La gota que colma el vaso
La observaba mientras imprimía su declaración. Fue como si hubiese descubierto que tenía la capacidad de hablar. Durante varias páginas, relató violencias infinitas con un español teñido de un acento de país del Este. Tenía una ceja partida y conservaba en un pómulo los últimos estertores de un hematoma. Sus ojos expresaban, más que tristeza, hastío. Las manos, con un temblor nervioso, apretaban con fuerza un bote de color verde.
Bebí un sorbo de café y se me ocurrió que aquella mujer era como mi taza, llena de desconchones, con el asa pegada, descolorida de tanto lavarla, pero taza, a fin de cuentas.
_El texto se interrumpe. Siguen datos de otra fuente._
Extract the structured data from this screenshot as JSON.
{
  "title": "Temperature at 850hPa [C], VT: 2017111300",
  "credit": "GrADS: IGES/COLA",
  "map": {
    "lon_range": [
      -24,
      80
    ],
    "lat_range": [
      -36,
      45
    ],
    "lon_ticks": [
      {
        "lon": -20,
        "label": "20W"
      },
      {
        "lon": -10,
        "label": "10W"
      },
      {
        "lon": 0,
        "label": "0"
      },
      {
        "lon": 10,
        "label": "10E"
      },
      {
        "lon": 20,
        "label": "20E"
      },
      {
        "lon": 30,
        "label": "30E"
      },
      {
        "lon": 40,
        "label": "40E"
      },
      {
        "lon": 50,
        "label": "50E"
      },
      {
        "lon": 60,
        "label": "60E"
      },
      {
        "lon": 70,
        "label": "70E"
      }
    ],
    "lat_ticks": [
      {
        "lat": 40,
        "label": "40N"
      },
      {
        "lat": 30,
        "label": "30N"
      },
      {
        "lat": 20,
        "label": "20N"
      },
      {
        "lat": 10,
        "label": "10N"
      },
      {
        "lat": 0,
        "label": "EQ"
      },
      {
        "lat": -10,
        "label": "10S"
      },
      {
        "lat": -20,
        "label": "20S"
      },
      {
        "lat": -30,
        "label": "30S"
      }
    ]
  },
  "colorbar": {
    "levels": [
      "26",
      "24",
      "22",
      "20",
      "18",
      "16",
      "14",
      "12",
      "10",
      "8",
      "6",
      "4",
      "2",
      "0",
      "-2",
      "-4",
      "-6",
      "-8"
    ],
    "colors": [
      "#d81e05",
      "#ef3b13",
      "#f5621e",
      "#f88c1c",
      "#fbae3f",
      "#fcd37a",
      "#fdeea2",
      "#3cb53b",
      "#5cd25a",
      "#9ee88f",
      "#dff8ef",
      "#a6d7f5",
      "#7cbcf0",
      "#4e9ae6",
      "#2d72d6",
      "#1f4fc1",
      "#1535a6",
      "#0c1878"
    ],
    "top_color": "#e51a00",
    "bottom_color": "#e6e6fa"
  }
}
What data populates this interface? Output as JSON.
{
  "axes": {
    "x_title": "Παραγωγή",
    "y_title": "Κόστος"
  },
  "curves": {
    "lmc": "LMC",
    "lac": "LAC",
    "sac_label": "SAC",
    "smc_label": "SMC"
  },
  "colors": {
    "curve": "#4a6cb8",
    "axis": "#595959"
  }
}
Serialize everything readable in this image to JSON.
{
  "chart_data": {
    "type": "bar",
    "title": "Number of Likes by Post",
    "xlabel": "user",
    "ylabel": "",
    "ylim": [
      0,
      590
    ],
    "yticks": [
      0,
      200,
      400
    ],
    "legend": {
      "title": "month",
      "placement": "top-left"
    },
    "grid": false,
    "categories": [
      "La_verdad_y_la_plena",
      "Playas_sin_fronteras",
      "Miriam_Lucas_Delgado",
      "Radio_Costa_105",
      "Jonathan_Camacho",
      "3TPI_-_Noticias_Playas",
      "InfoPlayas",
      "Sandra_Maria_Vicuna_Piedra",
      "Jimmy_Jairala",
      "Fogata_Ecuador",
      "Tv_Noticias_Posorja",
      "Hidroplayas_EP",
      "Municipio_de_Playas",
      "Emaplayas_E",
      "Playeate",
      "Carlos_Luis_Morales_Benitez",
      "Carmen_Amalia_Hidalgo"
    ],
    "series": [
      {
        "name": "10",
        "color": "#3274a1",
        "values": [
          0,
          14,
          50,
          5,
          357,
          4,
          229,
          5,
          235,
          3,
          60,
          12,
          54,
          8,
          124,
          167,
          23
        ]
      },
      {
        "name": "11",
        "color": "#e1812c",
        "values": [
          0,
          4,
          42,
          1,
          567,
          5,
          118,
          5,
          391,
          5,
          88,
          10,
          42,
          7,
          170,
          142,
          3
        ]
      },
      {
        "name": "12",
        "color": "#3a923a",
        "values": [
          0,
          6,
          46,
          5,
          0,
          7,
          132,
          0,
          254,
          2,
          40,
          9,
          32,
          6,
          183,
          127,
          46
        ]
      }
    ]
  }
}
Me habló de un hombre que la había anulado a base de abusos, insultos, explotaciones de todo tipo. Desgraciadamente, una historia demasiado habitual. Sin embargo, consiguió mantener algo de cordura cuidando una plantita, con la que se evadía. Una noche, su carcelero se puso especialmente cruel y, en un acceso de ira, destrozó la planta. Fue la gota que colmó… la taza. Decidió, sin más, envenenarlo con un insecticida comprado en la floristería. Entonces, se dio cuenta de que, a pesar de todo, seguía siendo una mujer y se atrevió a denunciarlo.